Headline is a 1943 British crime film set against the backdrop of a big city news room.
David Farrar is “Brookie” Brooks, ace crime reporter for The Sun. He’s under pressure from his news editor, the hardbitten L.B. Ellington (John Stuart), since Dell (a rather young-looking William Hartnell) of The Daily Record seems to keep beating him to scoops. Now a juicy murder story seems to offer Brookie the chance to steal a march on his rival but Brookie uncovers a piece of evidence that puts him in a difficult dilemma.
We know who the murderer is right from the start, and right from the start we also know that the Mystery Woman spotted at the scene of the crime is Ellington’s wife Margaret (Antoinette Cellier) so this is a suspense film rather than a mystery film.

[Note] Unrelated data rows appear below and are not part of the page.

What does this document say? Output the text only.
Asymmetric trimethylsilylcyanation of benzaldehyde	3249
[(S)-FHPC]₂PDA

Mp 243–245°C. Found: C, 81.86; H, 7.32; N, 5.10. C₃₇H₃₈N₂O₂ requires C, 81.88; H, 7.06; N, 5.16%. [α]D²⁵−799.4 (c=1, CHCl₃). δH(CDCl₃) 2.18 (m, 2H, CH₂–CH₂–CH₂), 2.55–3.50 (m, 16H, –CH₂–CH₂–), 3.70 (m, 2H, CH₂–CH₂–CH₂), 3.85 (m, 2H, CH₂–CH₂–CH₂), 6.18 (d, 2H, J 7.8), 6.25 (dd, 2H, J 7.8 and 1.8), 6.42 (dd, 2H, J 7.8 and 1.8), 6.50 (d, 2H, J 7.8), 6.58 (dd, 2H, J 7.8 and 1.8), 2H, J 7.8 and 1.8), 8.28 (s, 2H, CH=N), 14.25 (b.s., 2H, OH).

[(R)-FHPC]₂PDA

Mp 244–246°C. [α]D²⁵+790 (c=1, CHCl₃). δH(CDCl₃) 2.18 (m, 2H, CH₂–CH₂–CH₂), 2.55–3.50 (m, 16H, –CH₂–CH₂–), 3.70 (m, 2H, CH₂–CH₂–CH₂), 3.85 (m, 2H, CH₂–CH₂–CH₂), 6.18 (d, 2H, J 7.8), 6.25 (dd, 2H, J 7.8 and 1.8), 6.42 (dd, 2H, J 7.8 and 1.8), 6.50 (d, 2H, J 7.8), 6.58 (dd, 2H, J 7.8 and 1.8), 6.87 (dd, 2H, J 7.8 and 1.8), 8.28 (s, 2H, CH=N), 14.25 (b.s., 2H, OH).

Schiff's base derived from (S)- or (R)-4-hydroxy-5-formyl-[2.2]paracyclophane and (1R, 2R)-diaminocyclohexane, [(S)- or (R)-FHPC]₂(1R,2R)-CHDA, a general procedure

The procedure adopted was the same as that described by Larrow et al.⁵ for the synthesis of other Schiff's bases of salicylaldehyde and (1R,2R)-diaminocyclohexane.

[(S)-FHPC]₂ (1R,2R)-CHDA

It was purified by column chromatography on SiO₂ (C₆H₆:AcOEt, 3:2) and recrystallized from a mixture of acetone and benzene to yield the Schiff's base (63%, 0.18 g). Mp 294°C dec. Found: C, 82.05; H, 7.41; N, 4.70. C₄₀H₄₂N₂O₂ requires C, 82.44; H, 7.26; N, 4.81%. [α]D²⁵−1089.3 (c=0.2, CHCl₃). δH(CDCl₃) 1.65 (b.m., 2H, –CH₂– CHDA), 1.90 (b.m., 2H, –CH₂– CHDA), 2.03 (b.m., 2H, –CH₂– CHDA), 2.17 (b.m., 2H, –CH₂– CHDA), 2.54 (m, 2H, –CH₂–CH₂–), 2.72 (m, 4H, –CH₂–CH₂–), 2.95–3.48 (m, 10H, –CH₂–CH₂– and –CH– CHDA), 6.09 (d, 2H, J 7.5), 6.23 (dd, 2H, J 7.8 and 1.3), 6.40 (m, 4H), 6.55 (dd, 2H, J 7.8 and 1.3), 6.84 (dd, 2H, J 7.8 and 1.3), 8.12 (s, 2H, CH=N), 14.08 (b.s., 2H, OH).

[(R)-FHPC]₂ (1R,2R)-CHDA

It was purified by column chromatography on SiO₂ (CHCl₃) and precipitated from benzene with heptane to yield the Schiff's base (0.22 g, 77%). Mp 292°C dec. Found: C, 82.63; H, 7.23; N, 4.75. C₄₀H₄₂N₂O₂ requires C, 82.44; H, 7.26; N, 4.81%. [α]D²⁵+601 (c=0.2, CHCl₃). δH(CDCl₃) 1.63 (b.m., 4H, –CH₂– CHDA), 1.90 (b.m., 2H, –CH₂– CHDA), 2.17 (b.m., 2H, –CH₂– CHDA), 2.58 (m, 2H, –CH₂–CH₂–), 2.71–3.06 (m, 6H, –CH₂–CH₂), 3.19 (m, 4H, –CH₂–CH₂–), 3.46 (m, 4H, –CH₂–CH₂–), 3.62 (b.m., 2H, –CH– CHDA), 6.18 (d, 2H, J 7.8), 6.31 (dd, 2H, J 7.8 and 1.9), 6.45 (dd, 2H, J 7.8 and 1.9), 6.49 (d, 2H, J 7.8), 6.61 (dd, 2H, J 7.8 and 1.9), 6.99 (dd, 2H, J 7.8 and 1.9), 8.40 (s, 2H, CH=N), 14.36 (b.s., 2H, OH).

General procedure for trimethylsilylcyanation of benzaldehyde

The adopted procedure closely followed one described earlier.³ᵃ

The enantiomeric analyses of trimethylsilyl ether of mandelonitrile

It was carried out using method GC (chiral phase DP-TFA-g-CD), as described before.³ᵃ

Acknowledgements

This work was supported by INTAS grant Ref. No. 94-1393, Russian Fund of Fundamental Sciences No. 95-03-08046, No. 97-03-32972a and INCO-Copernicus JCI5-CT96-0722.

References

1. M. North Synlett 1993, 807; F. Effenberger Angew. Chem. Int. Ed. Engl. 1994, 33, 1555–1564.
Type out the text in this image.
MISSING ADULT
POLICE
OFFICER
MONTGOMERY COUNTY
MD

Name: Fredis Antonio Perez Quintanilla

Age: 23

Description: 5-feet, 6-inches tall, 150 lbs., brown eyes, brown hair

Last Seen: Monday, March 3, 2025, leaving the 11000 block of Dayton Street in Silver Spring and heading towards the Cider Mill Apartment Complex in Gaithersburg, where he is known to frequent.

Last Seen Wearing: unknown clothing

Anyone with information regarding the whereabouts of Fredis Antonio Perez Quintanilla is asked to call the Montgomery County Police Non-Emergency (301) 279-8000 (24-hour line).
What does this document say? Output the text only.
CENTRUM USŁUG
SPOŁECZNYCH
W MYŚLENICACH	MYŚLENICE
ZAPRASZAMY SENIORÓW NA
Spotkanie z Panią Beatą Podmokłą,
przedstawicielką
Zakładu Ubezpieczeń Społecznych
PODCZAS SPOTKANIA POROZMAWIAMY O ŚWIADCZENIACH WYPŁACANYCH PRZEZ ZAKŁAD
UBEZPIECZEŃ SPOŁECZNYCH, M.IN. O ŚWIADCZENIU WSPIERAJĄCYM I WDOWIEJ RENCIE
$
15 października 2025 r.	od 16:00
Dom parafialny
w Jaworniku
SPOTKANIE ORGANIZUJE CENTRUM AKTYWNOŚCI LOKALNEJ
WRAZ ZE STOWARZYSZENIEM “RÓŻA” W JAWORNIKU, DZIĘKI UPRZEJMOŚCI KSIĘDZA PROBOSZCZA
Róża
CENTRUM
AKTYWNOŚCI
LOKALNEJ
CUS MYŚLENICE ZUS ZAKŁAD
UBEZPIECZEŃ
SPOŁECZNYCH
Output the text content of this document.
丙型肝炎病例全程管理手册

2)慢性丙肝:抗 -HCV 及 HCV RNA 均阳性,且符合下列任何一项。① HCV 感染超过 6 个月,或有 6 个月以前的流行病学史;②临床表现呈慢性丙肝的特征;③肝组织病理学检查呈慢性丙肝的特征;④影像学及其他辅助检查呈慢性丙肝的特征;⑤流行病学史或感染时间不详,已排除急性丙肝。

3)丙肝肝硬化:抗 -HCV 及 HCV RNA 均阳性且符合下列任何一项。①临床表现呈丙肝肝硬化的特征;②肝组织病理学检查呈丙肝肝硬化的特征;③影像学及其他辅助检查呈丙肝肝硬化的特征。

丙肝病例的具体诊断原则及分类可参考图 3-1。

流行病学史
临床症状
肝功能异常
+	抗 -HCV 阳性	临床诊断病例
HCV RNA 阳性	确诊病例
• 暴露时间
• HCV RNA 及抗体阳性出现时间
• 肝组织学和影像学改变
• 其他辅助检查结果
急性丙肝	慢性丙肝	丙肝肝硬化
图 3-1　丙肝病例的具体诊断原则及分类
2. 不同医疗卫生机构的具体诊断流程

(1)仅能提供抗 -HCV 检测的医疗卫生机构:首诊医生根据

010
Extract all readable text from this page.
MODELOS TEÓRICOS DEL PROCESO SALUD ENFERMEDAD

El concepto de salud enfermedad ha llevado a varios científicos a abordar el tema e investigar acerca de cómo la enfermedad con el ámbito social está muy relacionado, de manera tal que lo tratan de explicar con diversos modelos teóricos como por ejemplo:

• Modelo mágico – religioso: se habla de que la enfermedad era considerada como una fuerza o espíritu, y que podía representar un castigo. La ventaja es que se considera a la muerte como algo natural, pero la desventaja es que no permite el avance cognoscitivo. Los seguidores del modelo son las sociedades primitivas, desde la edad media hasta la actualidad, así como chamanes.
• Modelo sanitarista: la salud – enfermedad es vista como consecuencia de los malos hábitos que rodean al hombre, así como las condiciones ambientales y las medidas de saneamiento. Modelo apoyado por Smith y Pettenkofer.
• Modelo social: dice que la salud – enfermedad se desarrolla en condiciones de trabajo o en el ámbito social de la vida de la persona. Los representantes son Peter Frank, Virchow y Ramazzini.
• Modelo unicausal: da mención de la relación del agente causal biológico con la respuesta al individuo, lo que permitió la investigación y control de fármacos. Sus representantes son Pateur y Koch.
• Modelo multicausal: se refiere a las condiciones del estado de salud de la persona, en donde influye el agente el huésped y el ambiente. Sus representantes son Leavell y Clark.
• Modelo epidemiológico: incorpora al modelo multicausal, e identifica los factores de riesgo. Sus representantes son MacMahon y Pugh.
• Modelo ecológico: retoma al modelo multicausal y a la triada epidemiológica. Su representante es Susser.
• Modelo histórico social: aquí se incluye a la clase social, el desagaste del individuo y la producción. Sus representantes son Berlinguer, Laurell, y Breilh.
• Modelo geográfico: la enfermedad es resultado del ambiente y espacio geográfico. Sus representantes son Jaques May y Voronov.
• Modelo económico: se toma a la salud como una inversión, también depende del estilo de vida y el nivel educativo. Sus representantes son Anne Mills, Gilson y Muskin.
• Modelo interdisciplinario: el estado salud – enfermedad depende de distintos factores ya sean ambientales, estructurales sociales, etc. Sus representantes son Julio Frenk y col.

While Brookie and Dell are frantically trying to out-scoop each other they’re not neglecting their love lives. Brookie’s girlfriend is Sun newspaperwoman Anne (Anne Crawford) but their romance faces one major obstacle - Brookie is already married, to his job, and he thinks it would be unfair to ask any woman to marry a reporter.
There is however a more serious side to this movie and the suspense story is pretty effective with a nice twist at the end. There’s also a surprisingly serious and subtle treatment of newspaper ethics and it takes a slightly jaundiced view of the newspaper game.
John Harlow’s career as a director was far from glittering but he does a solid enough job here and there are one or two fairly atmospheric moments.
The script is very competent and the balance of humour, romance and suspense is just about right.
Headline is basically a B-movie and it’s really rather lightweight but the well-executed and suspenseful ending makes it worthwhile and as a bonus the climactic action scene takes place on a train. You just can’t go wrong with train thrillers. On the whole this is an entertaining little movie, especially if you enjoy newspaper crime thrillers. Highly recommended.